Selon RFI Afrique, la militante tunisienne des droits humains Sihem Bensedrine a récemment été condamnée à une peine de 25 ans de prison pour son implication dans des affaires qui touchent à la justice transitionnelle. Reconnaissable parmi les figures emblématiques de l'opposition en Tunisie, Bensedrine a été ciblée pour des soupçons de falsification d'une partie du rapport final de l'Instance vérité et dignité (IVD).
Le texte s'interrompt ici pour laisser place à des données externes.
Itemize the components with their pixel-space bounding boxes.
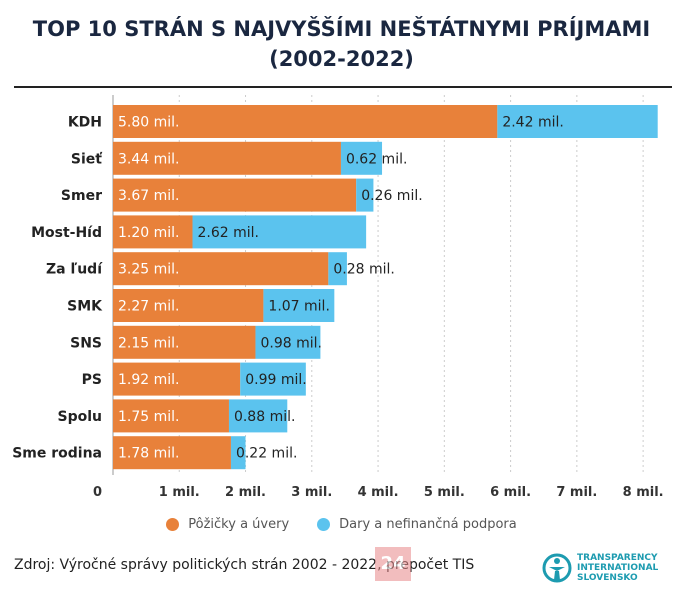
bar-kdh-series-1 bbox=[497, 105, 658, 138]
x-tick-label-4: 4 mil. bbox=[358, 485, 399, 500]
x-tick-label-5: 5 mil. bbox=[424, 485, 465, 500]
transparency-international-logo: TRANSPARENCY INTERNATIONAL SLOVENSKO bbox=[542, 553, 658, 583]
x-tick-label-1: 1 mil. bbox=[159, 485, 200, 500]
data-label-smk-series-0: 2.27 mil. bbox=[118, 299, 180, 315]
data-label-spolu-series-1: 0.88 mil. bbox=[234, 409, 296, 425]
legend-label-donations: Dary a nefinančná podpora bbox=[339, 517, 517, 532]
title-line-2: (2002-2022) bbox=[269, 47, 414, 71]
ti-logo-line-2: INTERNATIONAL bbox=[577, 563, 659, 573]
title-line-1: TOP 10 STRÁN S NAJVYŠŠÍMI NEŠTÁTNYMI PRÍ… bbox=[32, 17, 651, 41]
watermark-logo-24: 24 bbox=[375, 547, 411, 581]
data-label-spolu-series-0: 1.75 mil. bbox=[118, 409, 180, 425]
x-tick-label-8: 8 mil. bbox=[623, 485, 664, 500]
bar-smer-series-1 bbox=[356, 178, 374, 212]
x-tick-label-2: 2 mil. bbox=[225, 485, 266, 500]
x-tick-label-3: 3 mil. bbox=[291, 485, 332, 500]
x-tick-label-7: 7 mil. bbox=[556, 485, 597, 500]
data-label-sns-series-0: 2.15 mil. bbox=[118, 335, 180, 351]
data-label-sme-rodina-series-1: 0.22 mil. bbox=[236, 446, 298, 462]
bar-smer-series-0 bbox=[113, 178, 357, 212]
bar-smk-series-1 bbox=[263, 289, 335, 322]
category-label-smk: SMK bbox=[67, 299, 103, 315]
legend-label-loans: Pôžičky a úvery bbox=[188, 517, 290, 532]
data-label-most-h-d-series-1: 2.62 mil. bbox=[198, 225, 260, 241]
category-label-kdh: KDH bbox=[68, 115, 102, 131]
data-label-smer-series-0: 3.67 mil. bbox=[118, 188, 180, 204]
data-label-sie--series-1: 0.62 mil. bbox=[346, 151, 408, 167]
title-divider bbox=[14, 86, 672, 88]
bar-za-ud--series-1 bbox=[328, 252, 347, 286]
bar-sie--series-1 bbox=[340, 141, 383, 175]
data-label-kdh-series-1: 2.42 mil. bbox=[502, 115, 564, 131]
bar-sme-rodina-series-0 bbox=[113, 436, 231, 470]
bar-kdh-series-0 bbox=[113, 105, 498, 138]
bar-ps-series-1 bbox=[240, 362, 306, 396]
bar-sme-rodina-series-1 bbox=[230, 436, 246, 470]
data-label-za-ud--series-0: 3.25 mil. bbox=[118, 262, 180, 278]
bar-most-h-d-series-0 bbox=[113, 215, 193, 249]
legend: Pôžičky a úvery Dary a nefinančná podpor… bbox=[0, 517, 683, 532]
bar-sie--series-0 bbox=[113, 141, 341, 175]
stacked-bar-chart: KDH 5.80 mil. 2.42 mil. Sieť 3.44 mil. 0.62 m… bbox=[12, 95, 664, 500]
data-label-kdh-series-0: 5.80 mil. bbox=[118, 115, 180, 131]
bar-spolu-series-1 bbox=[228, 399, 288, 433]
data-label-sme-rodina-series-0: 1.78 mil. bbox=[118, 446, 180, 462]
data-label-ps-series-1: 0.99 mil. bbox=[245, 372, 307, 388]
bar-smk-series-0 bbox=[113, 289, 264, 322]
category-label-most-h-d: Most-Híd bbox=[31, 225, 102, 241]
data-label-most-h-d-series-0: 1.20 mil. bbox=[118, 225, 180, 241]
source-note: Zdroj: Výročné správy politických strán … bbox=[14, 557, 475, 573]
category-label-sie-: Sieť bbox=[71, 151, 103, 167]
category-label-smer: Smer bbox=[61, 188, 102, 204]
category-label-ps: PS bbox=[82, 372, 102, 388]
legend-item-donations[interactable]: Dary a nefinančná podpora bbox=[317, 517, 517, 532]
legend-swatch-donations bbox=[317, 518, 331, 531]
category-label-za-ud-: Za ľudí bbox=[46, 262, 103, 278]
data-label-ps-series-0: 1.92 mil. bbox=[118, 372, 180, 388]
ti-logo-line-3: SLOVENSKO bbox=[577, 573, 638, 583]
chart-title: TOP 10 STRÁN S NAJVYŠŠÍMI NEŠTÁTNYMI PRÍ… bbox=[0, 14, 683, 74]
data-label-sie--series-0: 3.44 mil. bbox=[118, 151, 180, 167]
legend-swatch-loans bbox=[166, 518, 180, 531]
bar-most-h-d-series-1 bbox=[192, 215, 367, 249]
x-tick-label-0: 0 bbox=[93, 485, 102, 500]
bar-spolu-series-0 bbox=[113, 399, 229, 433]
data-label-smk-series-1: 1.07 mil. bbox=[268, 299, 330, 315]
data-label-za-ud--series-1: 0.28 mil. bbox=[333, 262, 395, 278]
bar-sns-series-1 bbox=[255, 325, 321, 359]
legend-item-loans[interactable]: Pôžičky a úvery bbox=[166, 517, 289, 532]
category-label-sns: SNS bbox=[70, 335, 102, 351]
bar-ps-series-0 bbox=[113, 362, 241, 396]
data-label-smer-series-1: 0.26 mil. bbox=[361, 188, 423, 204]
data-label-sns-series-1: 0.98 mil. bbox=[260, 335, 322, 351]
category-label-sme-rodina: Sme rodina bbox=[12, 446, 102, 462]
bar-sns-series-0 bbox=[113, 325, 256, 359]
ti-logo-icon bbox=[542, 553, 572, 583]
ti-logo-line-1: TRANSPARENCY bbox=[577, 553, 658, 563]
x-tick-label-6: 6 mil. bbox=[490, 485, 531, 500]
bar-za-ud--series-0 bbox=[113, 252, 329, 286]
category-label-spolu: Spolu bbox=[58, 409, 103, 425]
Cette instance a été créée après la révolution de 2011 pour enquêter sur les violations des droits humains commises par les régimes de Habib Bourguiba et de Zine El Abidine Ben Ali.
Dans une déclaration publique, Bensedrine a exprimé son indignation face à un verdict qu'elle juge « excessif » et « insignifiant », dénonçant ce qu'elle qualifie de « procès inique ». Ancienne journaliste, elle a fait savoir que sa condamnation ne fait que renforcer sa détermination à lutter pour la justice et les droits humains en Tunisie.
Ce événement marque une escalade dans la répression des voix dissidentes en Tunisie, un pays qui a connu des avancées significatives dans le domaine des droits humains depuis la révolution, mais qui fait face à des défis persistants. Le jugement de Bensedrine soulève des questions sur l'indépendance de la justice et la liberté d'expression dans le pays. Ce cas sera très certainement examiné par des organisations internationales de défense des droits humains, qui suivent de près la situation en Tunisie.